To the untrained eye, the choice of a Saturday for the great unlocking might seem a tad rash, when Monday was available to ease people in gradually. That point was put to Boris Johnson on LBC but he couldn’t offer even an approximation of an answer. Which leaves us to conclude that his government of geniuses picked Saturday solely because of the pleasing headlines that the Fourth of July suggested – rather forgetting that this is the day when Americans celebrate their escape from the rule of a dysfunctional London elite headed by a man with more children than you could count and prone to gibbering in public.

 

And yet 4 July does not mark last week’s most reckless date. With much less fanfare, another milestone was passed, one that could wreak a havoc all its own – especially in combination with the pandemic.

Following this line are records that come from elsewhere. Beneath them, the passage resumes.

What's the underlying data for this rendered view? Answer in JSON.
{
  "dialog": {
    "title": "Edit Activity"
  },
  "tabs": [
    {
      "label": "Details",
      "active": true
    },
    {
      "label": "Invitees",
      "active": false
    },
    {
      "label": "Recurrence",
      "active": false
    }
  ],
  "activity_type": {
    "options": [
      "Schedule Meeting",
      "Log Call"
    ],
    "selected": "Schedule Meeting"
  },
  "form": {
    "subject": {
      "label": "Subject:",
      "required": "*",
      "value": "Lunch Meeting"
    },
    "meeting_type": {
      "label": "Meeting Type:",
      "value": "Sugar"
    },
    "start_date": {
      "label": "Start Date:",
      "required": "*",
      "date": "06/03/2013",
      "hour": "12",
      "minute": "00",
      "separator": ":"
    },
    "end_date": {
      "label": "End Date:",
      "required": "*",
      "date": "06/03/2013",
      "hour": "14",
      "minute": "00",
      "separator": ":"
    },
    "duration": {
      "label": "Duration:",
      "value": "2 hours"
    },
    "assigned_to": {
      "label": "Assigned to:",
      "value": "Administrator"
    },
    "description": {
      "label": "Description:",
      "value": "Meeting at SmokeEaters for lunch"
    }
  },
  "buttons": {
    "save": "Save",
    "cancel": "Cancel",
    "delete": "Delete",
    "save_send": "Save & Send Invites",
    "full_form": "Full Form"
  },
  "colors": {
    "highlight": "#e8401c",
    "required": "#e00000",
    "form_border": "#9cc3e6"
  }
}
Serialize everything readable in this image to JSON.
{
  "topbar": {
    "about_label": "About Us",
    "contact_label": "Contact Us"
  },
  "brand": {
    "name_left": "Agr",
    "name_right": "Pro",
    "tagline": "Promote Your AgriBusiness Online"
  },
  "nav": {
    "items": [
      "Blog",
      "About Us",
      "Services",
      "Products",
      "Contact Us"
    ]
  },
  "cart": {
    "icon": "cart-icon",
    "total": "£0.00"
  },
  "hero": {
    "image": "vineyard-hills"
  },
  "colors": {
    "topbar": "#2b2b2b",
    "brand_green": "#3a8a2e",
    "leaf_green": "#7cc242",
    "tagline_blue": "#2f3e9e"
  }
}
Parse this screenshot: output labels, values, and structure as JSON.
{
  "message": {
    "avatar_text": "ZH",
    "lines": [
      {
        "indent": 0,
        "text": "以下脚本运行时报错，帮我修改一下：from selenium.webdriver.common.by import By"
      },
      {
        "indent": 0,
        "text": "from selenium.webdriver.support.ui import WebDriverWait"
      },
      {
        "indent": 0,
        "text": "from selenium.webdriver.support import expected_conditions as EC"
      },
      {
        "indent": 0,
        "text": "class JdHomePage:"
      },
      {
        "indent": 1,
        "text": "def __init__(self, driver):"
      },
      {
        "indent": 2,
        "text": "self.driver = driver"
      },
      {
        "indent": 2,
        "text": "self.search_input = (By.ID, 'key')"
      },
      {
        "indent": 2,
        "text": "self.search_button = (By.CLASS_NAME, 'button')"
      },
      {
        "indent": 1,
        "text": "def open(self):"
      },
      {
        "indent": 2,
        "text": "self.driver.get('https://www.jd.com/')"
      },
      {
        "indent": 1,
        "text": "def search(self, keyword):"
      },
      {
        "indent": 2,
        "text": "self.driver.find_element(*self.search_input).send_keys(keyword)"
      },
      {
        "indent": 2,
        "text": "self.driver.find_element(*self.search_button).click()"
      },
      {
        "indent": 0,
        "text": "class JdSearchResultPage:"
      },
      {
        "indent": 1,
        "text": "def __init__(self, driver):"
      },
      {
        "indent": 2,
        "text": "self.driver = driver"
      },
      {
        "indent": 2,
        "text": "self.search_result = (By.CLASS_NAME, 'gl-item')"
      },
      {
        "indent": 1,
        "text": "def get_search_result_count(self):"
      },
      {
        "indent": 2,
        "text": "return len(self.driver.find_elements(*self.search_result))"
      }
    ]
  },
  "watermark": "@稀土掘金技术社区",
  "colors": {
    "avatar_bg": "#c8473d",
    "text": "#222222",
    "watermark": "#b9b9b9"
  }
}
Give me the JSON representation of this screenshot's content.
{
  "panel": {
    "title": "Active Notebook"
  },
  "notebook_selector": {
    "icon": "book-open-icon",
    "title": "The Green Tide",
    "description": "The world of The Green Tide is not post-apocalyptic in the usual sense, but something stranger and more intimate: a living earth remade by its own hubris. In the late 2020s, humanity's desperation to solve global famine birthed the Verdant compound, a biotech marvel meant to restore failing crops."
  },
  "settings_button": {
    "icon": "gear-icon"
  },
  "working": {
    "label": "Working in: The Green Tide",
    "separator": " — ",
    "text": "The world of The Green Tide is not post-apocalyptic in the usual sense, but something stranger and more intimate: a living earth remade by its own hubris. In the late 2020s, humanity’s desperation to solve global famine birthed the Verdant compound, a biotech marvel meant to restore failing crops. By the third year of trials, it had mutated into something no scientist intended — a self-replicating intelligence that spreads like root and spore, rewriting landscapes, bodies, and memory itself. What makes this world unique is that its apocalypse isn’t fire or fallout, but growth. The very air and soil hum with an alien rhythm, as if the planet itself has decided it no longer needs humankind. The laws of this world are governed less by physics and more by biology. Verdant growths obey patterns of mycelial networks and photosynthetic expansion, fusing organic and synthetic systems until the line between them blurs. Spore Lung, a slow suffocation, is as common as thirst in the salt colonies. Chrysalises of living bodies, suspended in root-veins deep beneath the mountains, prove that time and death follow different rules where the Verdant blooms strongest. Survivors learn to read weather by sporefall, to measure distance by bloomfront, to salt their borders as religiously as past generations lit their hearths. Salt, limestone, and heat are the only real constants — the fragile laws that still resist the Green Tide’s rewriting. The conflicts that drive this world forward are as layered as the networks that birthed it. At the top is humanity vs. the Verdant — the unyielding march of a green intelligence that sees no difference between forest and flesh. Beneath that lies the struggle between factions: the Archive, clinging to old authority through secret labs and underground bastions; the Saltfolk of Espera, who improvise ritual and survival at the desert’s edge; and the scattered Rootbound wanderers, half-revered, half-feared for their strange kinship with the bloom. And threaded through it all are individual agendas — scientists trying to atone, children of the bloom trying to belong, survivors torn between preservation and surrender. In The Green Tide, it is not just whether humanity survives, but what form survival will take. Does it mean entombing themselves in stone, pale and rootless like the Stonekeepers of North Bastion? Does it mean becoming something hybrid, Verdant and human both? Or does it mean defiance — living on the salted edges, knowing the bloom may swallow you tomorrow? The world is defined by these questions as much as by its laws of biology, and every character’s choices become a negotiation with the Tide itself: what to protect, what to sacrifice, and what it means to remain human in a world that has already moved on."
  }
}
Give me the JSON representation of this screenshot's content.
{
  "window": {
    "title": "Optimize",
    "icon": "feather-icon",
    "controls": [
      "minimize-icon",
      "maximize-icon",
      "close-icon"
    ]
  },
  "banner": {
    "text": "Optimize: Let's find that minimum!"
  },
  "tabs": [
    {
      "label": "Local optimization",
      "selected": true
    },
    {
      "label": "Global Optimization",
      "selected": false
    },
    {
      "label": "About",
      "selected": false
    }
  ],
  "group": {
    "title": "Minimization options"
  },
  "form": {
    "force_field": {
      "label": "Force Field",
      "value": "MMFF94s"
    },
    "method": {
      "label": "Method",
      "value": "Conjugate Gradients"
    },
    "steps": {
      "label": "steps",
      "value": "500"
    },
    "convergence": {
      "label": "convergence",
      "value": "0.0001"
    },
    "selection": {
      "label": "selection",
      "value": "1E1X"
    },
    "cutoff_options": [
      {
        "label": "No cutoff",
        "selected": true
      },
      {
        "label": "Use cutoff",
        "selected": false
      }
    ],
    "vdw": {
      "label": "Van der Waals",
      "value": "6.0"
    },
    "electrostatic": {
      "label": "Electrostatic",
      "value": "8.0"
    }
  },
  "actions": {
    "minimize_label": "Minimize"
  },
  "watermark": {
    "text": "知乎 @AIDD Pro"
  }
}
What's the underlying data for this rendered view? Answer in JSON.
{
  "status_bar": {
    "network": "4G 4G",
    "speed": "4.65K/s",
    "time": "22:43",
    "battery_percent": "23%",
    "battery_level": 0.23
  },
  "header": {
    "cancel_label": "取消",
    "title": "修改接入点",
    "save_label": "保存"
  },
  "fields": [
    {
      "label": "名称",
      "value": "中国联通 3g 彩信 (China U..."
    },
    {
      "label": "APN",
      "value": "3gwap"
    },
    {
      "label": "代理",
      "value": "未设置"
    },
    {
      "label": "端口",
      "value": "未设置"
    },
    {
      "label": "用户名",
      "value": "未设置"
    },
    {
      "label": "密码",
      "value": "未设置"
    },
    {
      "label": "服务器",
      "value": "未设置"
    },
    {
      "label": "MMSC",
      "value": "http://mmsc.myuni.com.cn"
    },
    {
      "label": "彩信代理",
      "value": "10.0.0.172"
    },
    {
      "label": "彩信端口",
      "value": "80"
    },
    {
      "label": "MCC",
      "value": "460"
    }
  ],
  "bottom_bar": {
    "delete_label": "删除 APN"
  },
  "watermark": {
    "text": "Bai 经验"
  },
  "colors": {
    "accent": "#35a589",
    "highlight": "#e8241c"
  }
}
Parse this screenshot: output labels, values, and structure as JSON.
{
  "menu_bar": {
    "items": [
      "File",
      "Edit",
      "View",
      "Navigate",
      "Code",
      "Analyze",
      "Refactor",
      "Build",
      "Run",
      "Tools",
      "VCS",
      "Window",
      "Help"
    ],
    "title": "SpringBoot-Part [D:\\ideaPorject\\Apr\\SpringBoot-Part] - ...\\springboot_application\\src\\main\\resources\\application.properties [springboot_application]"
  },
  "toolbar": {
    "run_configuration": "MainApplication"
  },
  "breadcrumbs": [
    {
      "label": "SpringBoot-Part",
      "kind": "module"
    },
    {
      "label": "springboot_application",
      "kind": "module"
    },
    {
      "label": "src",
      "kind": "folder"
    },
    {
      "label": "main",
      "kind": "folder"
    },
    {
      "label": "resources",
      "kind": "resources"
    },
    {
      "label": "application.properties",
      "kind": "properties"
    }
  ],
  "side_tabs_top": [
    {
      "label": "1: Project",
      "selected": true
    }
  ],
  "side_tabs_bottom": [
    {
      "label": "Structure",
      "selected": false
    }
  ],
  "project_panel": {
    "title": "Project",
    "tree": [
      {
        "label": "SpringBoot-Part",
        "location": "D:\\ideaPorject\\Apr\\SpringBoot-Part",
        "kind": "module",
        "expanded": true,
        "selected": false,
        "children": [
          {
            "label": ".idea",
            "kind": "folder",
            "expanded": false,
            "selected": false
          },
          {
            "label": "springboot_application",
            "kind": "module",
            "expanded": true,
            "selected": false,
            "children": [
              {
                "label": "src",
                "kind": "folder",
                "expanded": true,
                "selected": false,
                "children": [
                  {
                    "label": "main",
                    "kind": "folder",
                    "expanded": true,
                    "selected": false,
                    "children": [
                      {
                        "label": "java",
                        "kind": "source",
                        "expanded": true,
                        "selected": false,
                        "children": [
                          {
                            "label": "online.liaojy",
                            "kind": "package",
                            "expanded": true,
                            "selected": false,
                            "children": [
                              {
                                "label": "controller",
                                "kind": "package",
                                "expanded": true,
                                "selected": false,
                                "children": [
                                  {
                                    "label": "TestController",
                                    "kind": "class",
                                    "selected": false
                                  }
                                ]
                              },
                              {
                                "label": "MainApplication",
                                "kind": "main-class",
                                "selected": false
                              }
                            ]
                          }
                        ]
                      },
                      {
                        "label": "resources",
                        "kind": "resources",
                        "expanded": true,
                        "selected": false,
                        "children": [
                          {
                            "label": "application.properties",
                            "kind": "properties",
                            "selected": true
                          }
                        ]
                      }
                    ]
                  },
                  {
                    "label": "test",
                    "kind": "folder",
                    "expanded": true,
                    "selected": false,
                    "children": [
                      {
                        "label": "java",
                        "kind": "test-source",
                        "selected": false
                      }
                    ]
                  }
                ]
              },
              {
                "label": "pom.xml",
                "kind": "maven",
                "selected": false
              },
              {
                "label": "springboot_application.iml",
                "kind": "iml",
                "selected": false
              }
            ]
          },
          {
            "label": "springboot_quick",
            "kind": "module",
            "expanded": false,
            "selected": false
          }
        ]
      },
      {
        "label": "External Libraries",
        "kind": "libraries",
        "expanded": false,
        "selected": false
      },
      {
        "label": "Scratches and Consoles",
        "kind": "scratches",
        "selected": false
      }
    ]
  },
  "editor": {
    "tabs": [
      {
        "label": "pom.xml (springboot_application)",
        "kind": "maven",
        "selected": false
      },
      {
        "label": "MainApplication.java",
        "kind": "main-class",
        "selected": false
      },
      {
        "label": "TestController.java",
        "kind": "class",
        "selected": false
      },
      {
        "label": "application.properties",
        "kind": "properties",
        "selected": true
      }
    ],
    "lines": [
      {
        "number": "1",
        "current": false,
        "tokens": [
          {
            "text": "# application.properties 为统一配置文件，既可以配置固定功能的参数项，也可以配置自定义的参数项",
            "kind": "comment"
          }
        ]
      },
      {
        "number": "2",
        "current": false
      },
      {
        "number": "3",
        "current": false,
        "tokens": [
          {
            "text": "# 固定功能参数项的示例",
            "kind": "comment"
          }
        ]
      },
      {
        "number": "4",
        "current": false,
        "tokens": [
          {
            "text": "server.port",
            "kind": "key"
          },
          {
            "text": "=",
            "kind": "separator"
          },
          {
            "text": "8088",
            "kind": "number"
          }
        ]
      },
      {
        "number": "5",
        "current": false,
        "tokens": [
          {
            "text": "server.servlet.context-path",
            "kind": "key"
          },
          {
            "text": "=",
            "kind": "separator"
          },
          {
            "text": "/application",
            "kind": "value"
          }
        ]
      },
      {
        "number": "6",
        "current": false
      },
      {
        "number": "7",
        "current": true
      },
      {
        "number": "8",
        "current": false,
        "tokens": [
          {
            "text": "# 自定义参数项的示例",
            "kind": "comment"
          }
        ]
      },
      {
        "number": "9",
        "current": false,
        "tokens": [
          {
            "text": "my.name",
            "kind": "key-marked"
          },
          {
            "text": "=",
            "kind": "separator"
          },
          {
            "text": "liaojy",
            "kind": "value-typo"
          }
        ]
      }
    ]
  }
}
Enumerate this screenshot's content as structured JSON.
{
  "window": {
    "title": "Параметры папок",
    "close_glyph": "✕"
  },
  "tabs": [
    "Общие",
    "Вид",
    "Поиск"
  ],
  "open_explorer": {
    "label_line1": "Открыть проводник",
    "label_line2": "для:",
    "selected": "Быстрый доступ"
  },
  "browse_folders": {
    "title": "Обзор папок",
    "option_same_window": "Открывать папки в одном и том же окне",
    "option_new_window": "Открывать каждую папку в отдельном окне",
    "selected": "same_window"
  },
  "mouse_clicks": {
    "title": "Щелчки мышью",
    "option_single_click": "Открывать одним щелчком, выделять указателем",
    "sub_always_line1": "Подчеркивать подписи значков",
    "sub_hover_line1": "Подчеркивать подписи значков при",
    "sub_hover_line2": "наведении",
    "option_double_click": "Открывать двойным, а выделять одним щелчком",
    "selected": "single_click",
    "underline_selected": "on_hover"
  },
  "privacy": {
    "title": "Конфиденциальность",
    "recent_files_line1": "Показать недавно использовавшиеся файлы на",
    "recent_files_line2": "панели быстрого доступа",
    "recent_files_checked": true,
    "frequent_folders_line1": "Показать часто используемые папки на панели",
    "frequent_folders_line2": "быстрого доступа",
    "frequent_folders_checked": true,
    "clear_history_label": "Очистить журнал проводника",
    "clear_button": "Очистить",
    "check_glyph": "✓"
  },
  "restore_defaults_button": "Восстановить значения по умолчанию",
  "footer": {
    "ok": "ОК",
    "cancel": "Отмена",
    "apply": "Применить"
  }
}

I’m speaking of 11pm on 30 June, the moment at which Britain lost the ability to seek an extension of the Brexit Transition Period. Unless we reach a new free trade agreement with the European Union in the next six months, we will be crashing out of the EU with no deal on 31 December.

Everyone can surely see that now is absolutely not the time to submit Britain to the economic shock of a chaotic break from our nearest trading partners. Recall that the Bank of England has warned that the UK faces its deepest recession since the Great Frost of 1709; that the OECD forecasts that the UK will suffer the worst recession in the developed world; that three quarters of British Manufacturing expect to cut jobs this year.